Hauntingly beautiful - for those who wish for the good ol days. Very well written & acted.


This was a fantastic episode. If you want something bad enough, can you imagine it into reality? Eric did, but only to a point. 4 stars. Great story.

Davy Joe

A young poet longs for the good old days and the colleagues who now rest in their graves, but whose books and work line his shelves. While visiting family, he goes for a walk and comes across a little museum, authentic to the finest detail, and the curator is a lovely woman who is both charming and captivating, and engaged to a soldier on assignment. It emerges that the woman is from the past, 1920’s, while the poet is from the 1970s. How is it that their worlds have collided? Is it possible for him to stay?


Very nice episode. I loved the ending. Nice and creepy. Rather surreal all around. Good, solid acting.


the only victim was sad for her...a sad, sad ending.


All of these episodes are wonderful! Yet, A Bride for Death stands out as the highlight of the premier seasin!

Mishka Allport-Fortaleza, Brasil

In the early 70's I would be put to bed around 8pm, so bored and wide awake I would take my radio shack transistor radio, wire the antennae to the electrical line I had hanging out my 2nd floor window and start tuning thru AM channels listening to whatever stations I could pull in from afar. One night I came across RMT and the creaking door intro and I was hooked!! I grew up outside Louisville, Ky. And listened to WHAS. I love the episodes with commercials and news of the day, as I can reminisce of days of my childhood.


A romantic episode and a good listen. I'm not much of a romantic, but this was a great episode and acted very well. I just wonder if the character showed his sister the poem at the end and saw that it was his handwriting.

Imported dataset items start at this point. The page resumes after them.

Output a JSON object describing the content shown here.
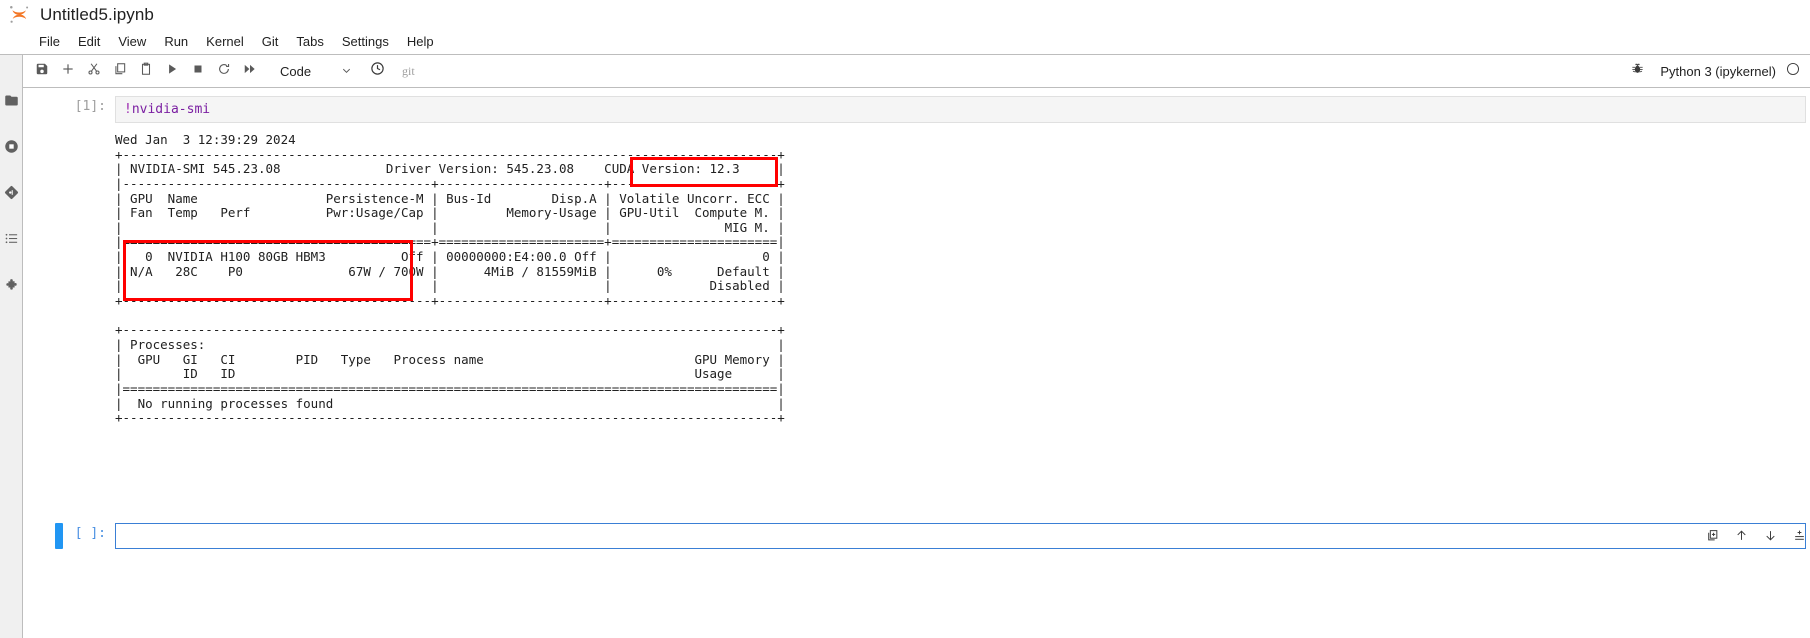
{
  "window": {
    "logo_icon": "jupyter-logo-icon",
    "title": "Untitled5.ipynb"
  },
  "menubar": {
    "items": [
      {
        "label": "File",
        "name": "menu-file"
      },
      {
        "label": "Edit",
        "name": "menu-edit"
      },
      {
        "label": "View",
        "name": "menu-view"
      },
      {
        "label": "Run",
        "name": "menu-run"
      },
      {
        "label": "Kernel",
        "name": "menu-kernel"
      },
      {
        "label": "Git",
        "name": "menu-git"
      },
      {
        "label": "Tabs",
        "name": "menu-tabs"
      },
      {
        "label": "Settings",
        "name": "menu-settings"
      },
      {
        "label": "Help",
        "name": "menu-help"
      }
    ]
  },
  "sidebar": {
    "items": [
      {
        "icon": "folder-icon",
        "name": "sidebar-item-file-browser"
      },
      {
        "icon": "running-terminals-icon",
        "name": "sidebar-item-running"
      },
      {
        "icon": "git-icon",
        "name": "sidebar-item-git"
      },
      {
        "icon": "table-of-contents-icon",
        "name": "sidebar-item-toc"
      },
      {
        "icon": "extension-puzzle-icon",
        "name": "sidebar-item-extensions"
      }
    ]
  },
  "toolbar": {
    "buttons": [
      {
        "icon": "save-icon",
        "name": "save-button"
      },
      {
        "icon": "plus-icon",
        "name": "insert-cell-button"
      },
      {
        "icon": "scissors-icon",
        "name": "cut-cells-button"
      },
      {
        "icon": "copy-icon",
        "name": "copy-cells-button"
      },
      {
        "icon": "paste-icon",
        "name": "paste-cells-button"
      },
      {
        "icon": "play-icon",
        "name": "run-cell-button"
      },
      {
        "icon": "stop-square-icon",
        "name": "interrupt-kernel-button"
      },
      {
        "icon": "restart-circular-arrow-icon",
        "name": "restart-kernel-button"
      },
      {
        "icon": "fast-forward-icon",
        "name": "restart-and-run-all-button"
      }
    ],
    "cell_type": "Code",
    "cell_type_caret": "chevron-down-icon",
    "history_icon": "clock-icon",
    "git_label": "git",
    "debugger_icon": "bug-icon",
    "kernel_name": "Python 3 (ipykernel)",
    "kernel_status_icon": "kernel-idle-circle-icon"
  },
  "notebook": {
    "cells": [
      {
        "name": "code-cell-1",
        "prompt": "[1]:",
        "source_bang": "!",
        "source_cmd": "nvidia-smi",
        "output_lines": [
          "Wed Jan  3 12:39:29 2024",
          "+---------------------------------------------------------------------------------------+",
          "| NVIDIA-SMI 545.23.08              Driver Version: 545.23.08    CUDA Version: 12.3     |",
          "|-----------------------------------------+----------------------+----------------------+",
          "| GPU  Name                 Persistence-M | Bus-Id        Disp.A | Volatile Uncorr. ECC |",
          "| Fan  Temp   Perf          Pwr:Usage/Cap |         Memory-Usage | GPU-Util  Compute M. |",
          "|                                         |                      |               MIG M. |",
          "|=========================================+======================+======================|",
          "|   0  NVIDIA H100 80GB HBM3          Off | 00000000:E4:00.0 Off |                    0 |",
          "| N/A   28C    P0              67W / 700W |      4MiB / 81559MiB |      0%      Default |",
          "|                                         |                      |             Disabled |",
          "+-----------------------------------------+----------------------+----------------------+",
          "",
          "+---------------------------------------------------------------------------------------+",
          "| Processes:                                                                            |",
          "|  GPU   GI   CI        PID   Type   Process name                            GPU Memory |",
          "|        ID   ID                                                             Usage      |",
          "|=======================================================================================|",
          "|  No running processes found                                                           |",
          "+---------------------------------------------------------------------------------------+"
        ],
        "annotations": [
          {
            "name": "cuda-version-highlight",
            "color": "#ff0000",
            "label": "CUDA Version: 12.3"
          },
          {
            "name": "gpu-row-highlight",
            "color": "#ff0000",
            "label": "0  NVIDIA H100 80GB HBM3  Off / N/A 28C P0 67W / 700W"
          }
        ]
      },
      {
        "name": "code-cell-2",
        "prompt": "[ ]:",
        "source_bang": "",
        "source_cmd": "",
        "placeholder": ""
      }
    ]
  },
  "cell_toolbar": {
    "buttons": [
      {
        "icon": "duplicate-cell-icon",
        "name": "duplicate-cell-button"
      },
      {
        "icon": "arrow-up-icon",
        "name": "move-cell-up-button"
      },
      {
        "icon": "arrow-down-icon",
        "name": "move-cell-down-button"
      },
      {
        "icon": "insert-cell-above-icon",
        "name": "insert-cell-above-button"
      },
      {
        "icon": "insert-cell-below-icon",
        "name": "insert-cell-below-button"
      },
      {
        "icon": "trash-icon",
        "name": "delete-cell-button"
      }
    ]
  },
  "colors": {
    "accent": "#2196f3",
    "annotation": "#ff0000",
    "logo_orange": "#f37726"
  }
}
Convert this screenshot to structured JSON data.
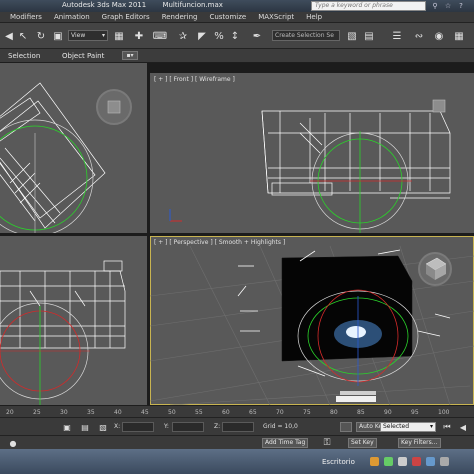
{
  "window": {
    "app_title": "Autodesk 3ds Max 2011",
    "file_name": "Multifuncion.max",
    "search_placeholder": "Type a keyword or phrase"
  },
  "menu": [
    "Modifiers",
    "Animation",
    "Graph Editors",
    "Rendering",
    "Customize",
    "MAXScript",
    "Help"
  ],
  "toolbar": {
    "reference_coord": "View",
    "selection_set_placeholder": "Create Selection Se"
  },
  "ribbon": {
    "tabs": [
      "Selection",
      "Object Paint"
    ],
    "toggle_label": "▪▾"
  },
  "viewports": {
    "front_label": "[ + ] [ Front ] [ Wireframe ]",
    "perspective_label": "[ + ] [ Perspective ] [ Smooth + Highlights ]"
  },
  "timeline": {
    "ticks": [
      "20",
      "25",
      "30",
      "35",
      "40",
      "45",
      "50",
      "55",
      "60",
      "65",
      "70",
      "75",
      "80",
      "85",
      "90",
      "95",
      "100"
    ]
  },
  "status": {
    "x_label": "X:",
    "y_label": "Y:",
    "z_label": "Z:",
    "grid_label": "Grid = 10,0",
    "auto_key": "Auto Key",
    "set_key": "Set Key",
    "key_mode": "Selected",
    "key_filters": "Key Filters...",
    "add_time_tag": "Add Time Tag"
  },
  "taskbar": {
    "desktop_label": "Escritorio"
  },
  "colors": {
    "viewport_bg": "#595959",
    "active_viewport_border": "#c8b451",
    "wire_color": "#ffffff",
    "axis_x": "#d22a2a",
    "axis_y": "#2ad22a",
    "axis_z": "#2a5ad2"
  }
}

A nice time slip episode probably inspired by the two twentieth century women who strolled on the Palace of Versailles grounds and seen Marie Antoinette alive in her time. But there is one major plot flaw, (besides time travel). Just when Julia declares that Jamie is dead and won't be coming back - Jaime comes back! He says "You know all those long months I was lying in the hospital bed dreaming of you Julia." (Three years, since it was 1921, and the war ended in 1918.) Why didn't Jamie telephone her or even write a letter telling Julia he was alive? Maybe he was in a coma for the first few years, but he couldn't have woken up from a coma just a week ago and then be well enough to travel hundreds of miles back home. He could have written just a month ago - but then that would wreck the plot of Eric and Julia becoming engaged.


Because he didnt know who he was. nobody knew he was. he lost his memory. great episode.


Poet Eric Miller, while horseback riding, comes upon a well-kept Victorian house in which young Julia Sandford, wearing clothes of the 1920s, lives. She invites him in, hoping he has news of her fiancé, missing in action in World War I. Eric’s relatives think he is dreaming because the house, now badly run-down, has been lived in for the past 50 years by a recluse who’s “lost her marbles.” Nevertheless, Eric continues seeing Julia until her fiancé returns and acts like a spurned lover.


I gave this a thumbs down because I couldn’t get past the bad southern accent.